前編はこちらをご覧ください。

田原 明治以来、日本は中央集権でやってきた。今やるべきことは、「脱官僚依存」、国家官僚からどうやって脱却できるかということです。地方分権です。鳩山(由紀夫首相)さんも、「地方主権」と言っている。
例えば自民党は麻生(太郎前首相)さんのときに、丹羽宇一郎(伊藤忠会長)さんや猪瀬(直樹東京都副知事)さんたちが、地方の出先機関にいる官僚を減らそうとした。
今、国家官僚30万人のうち20万人が出先機関に出ている。丹羽さんや猪瀬さんたちは、そのうち3万5000人は減らそうとした。自民党はそれを潰しちゃった。民主党はどうします?
細野 行政改革を考えたとき、ここが最大の改革の本丸なんですよね。
田原 どれくらい減らしますか?
細野 いや、人数で言うのはね、申し上げる立場にはありません。けれども、ここなんですよ、ここでどれくらいやれるか。私、今陳情の受け皿をやってまして、今回都道府県連で陳情を受け、霞が関、永田町詣でをなるべく少なくする努力をしたんですね。
なぜやったかというと、いろんな原因があるんですが、ひとつは国に行かなくても地方で決められるようになれば仕組みそのものが変わる。地元でできるものは地元で決められる仕組みを作るために予行演習的にやったっていうのがあるんですよ。
かなり好評でしてね。ただその一方でね、やっぱり分権してここで決められたらいいでしょうというと、「いや国に約束してもらってるから、例えばこの橋ができるまではとか、この道路ができるまでは国からお金を持ってきてもらわなあかん」という声はまだあるんですよ。
田原 それは地方の甘えですよ。やっぱりね、ほんとうに地方分権をやったらね、権限と同時に責任が出る。地方債を出しても、その償還を地方交付税で払ってるようなものですよ。
細野 はい。
田原 やっぱり権限と責任というのはセットで、そこは地方に説得しなきゃ。
「連合さまさまの民主党に改革はできますか」

細野 そうですね。今回、国の公共事業を1兆円強削ってるんです。その一方で地方交付税を1兆円弱増やしてる。ほんとうに公共事業をやりたいんであれば、国は公共事業減らしたけれども、こちらに財源があるんだから、もっと生活に密着した公共事業をやってくれというわけ。

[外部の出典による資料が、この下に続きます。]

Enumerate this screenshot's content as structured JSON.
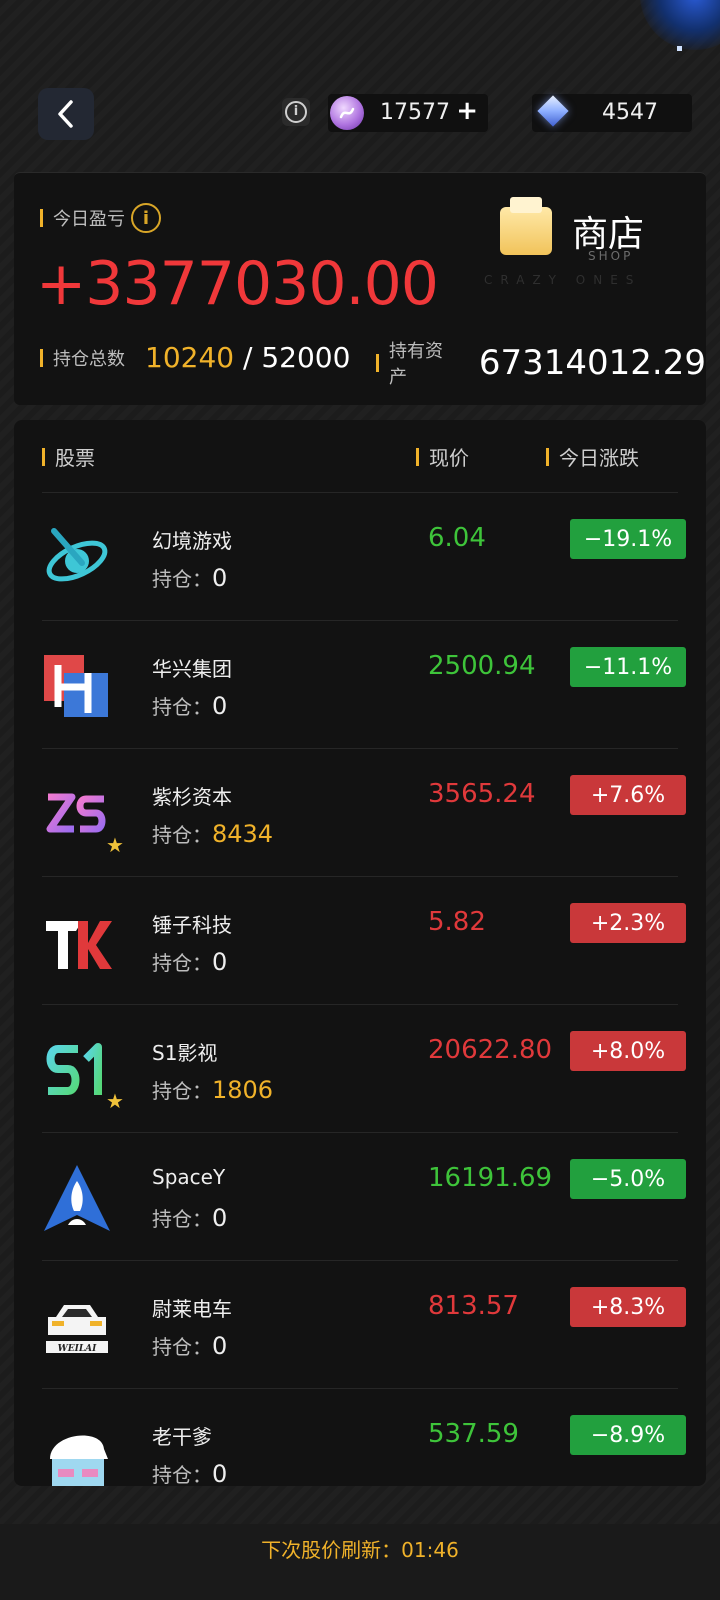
{
  "header": {
    "info_icon": "info-icon",
    "coin": {
      "value": "17577",
      "plus": "+"
    },
    "gem": {
      "value": "4547"
    }
  },
  "summary": {
    "pnl_label": "今日盈亏",
    "pnl_value": "+3377030.00",
    "shop_title": "商店",
    "shop_sub": "SHOP",
    "shop_bg_text": "CRAZY ONES",
    "positions_label": "持仓总数",
    "positions_held": "10240",
    "positions_sep": " / ",
    "positions_max": "52000",
    "assets_label": "持有资产",
    "assets_value": "67314012.29"
  },
  "list": {
    "headers": {
      "stock": "股票",
      "price": "现价",
      "change": "今日涨跌"
    },
    "hold_label": "持仓：",
    "rows": [
      {
        "name": "幻境游戏",
        "hold": "0",
        "price": "6.04",
        "change": "−19.1%",
        "trend": "down",
        "icon": "planet-icon",
        "starred": false
      },
      {
        "name": "华兴集团",
        "hold": "0",
        "price": "2500.94",
        "change": "−11.1%",
        "trend": "down",
        "icon": "h-logo-icon",
        "starred": false
      },
      {
        "name": "紫杉资本",
        "hold": "8434",
        "price": "3565.24",
        "change": "+7.6%",
        "trend": "up",
        "icon": "zs-logo-icon",
        "starred": true
      },
      {
        "name": "锤子科技",
        "hold": "0",
        "price": "5.82",
        "change": "+2.3%",
        "trend": "up",
        "icon": "tk-logo-icon",
        "starred": false
      },
      {
        "name": "S1影视",
        "hold": "1806",
        "price": "20622.80",
        "change": "+8.0%",
        "trend": "up",
        "icon": "s1-logo-icon",
        "starred": true
      },
      {
        "name": "SpaceY",
        "hold": "0",
        "price": "16191.69",
        "change": "−5.0%",
        "trend": "down",
        "icon": "rocket-icon",
        "starred": false
      },
      {
        "name": "尉莱电车",
        "hold": "0",
        "price": "813.57",
        "change": "+8.3%",
        "trend": "up",
        "icon": "car-icon",
        "car_text": "WEILAI",
        "starred": false
      },
      {
        "name": "老干爹",
        "hold": "0",
        "price": "537.59",
        "change": "−8.9%",
        "trend": "down",
        "icon": "face-icon",
        "starred": false
      }
    ]
  },
  "footer": {
    "refresh_text": "下次股价刷新：01:46"
  },
  "colors": {
    "gold": "#f0b22a",
    "red": "#e0393b",
    "green": "#3ec43a"
  }
}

ただ自治体に聞くと、「いやこれは何にでも使えるお金だから、ほんとは道路を作るという方法もあるんだけど、福祉の予算に使います」ということになっちゃう。ですから、自由に使えるお金というのは、ほんとは一番喜んでもらえるはずなんだけれども、公共事業という色がついてたほうが具体的に行き先が決まってるから楽だという自治体の声もあるのが現実です。
ですから、改革するときは霞が関の抵抗は相当強いです。ただその一方で地方側の抵抗も、なかなか生易しいもんじゃないと思うんですよ。
田原 第一ね、20万人の出先機関にいる人間を減らすとすれば、それをどこが吸収するんだという問題が出てくる。地方自治体が吸収するのは「冗談じゃないよ」ということになる。